Sin duda que esta manifestación cultural, junto a otras que giran en el mundo en torno al equinoccio de primavera, van de la mano con el mensaje según el cual la vida triunfa siempre sobre la muerte, de modo que los cambios sí son posibles y se orientan hacia lo bueno, lo bello, lo verdadero, lo imperecedero, lo esencial, lo trascendente.

En la cultura persa milenaria originaria y originante de esta festividad, Novruz implica el inicio de un nuevo año y simboliza la lucha sempiterna entre el bien y la luz, representados por Ahura Mazda (Dios del Bien y de la Luz), y el mal y la oscuridad, encarnados por Angra Mainyu (Dios del Mal y de la Oscuridad), en la religión zoroastriana, en donde el bien y la luz tienen asegurado el triunfo.

Para yogis y yoguinis el equinoccio de primavera es una extraordinaria ocasión para celebrar y honrar la vida, la luz y la energía universal, incorporando con fervor la secuencia de Surya Namaskar o del Saludo al Sol en su práctica, con gran consciencia en las posturas de expansión o apertura al universo, mediando la extensión de la columna vertebral, imbuidos de gratitud, y de la misma manera posturas o secuencias de posturas que nos invitan a la concentración sobre nosostros mismos y con ella a la introspección, en esa observación sutil hacia nuestro interior, por intermedio de las flexiones de la columna vertebral.

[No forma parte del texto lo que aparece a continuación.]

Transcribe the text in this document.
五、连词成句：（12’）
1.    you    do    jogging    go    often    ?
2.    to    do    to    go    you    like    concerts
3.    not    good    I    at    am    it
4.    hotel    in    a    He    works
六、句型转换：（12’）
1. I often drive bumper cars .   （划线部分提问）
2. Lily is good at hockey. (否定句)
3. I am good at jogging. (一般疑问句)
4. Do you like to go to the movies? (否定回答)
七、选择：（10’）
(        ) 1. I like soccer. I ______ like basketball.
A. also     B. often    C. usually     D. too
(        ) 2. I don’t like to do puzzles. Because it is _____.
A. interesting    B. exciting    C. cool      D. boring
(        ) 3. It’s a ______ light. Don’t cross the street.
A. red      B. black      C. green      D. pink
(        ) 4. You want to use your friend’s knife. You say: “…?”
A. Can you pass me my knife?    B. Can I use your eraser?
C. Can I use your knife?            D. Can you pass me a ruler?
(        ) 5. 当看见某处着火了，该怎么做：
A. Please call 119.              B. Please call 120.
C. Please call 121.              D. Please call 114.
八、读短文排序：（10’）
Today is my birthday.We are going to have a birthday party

De esa forma, de la expansión pasamos a la concentración, y viceversa, para al final, sentir la conexión con la energía densa de la tierra y con la energía sutil del universo, en equilibrio en nuestro corazón, asiento de anahata chakra, centro energético del amor incondicional y compasivo, hacia nosotros mismos, hacia los demás y hacia la naturaleza.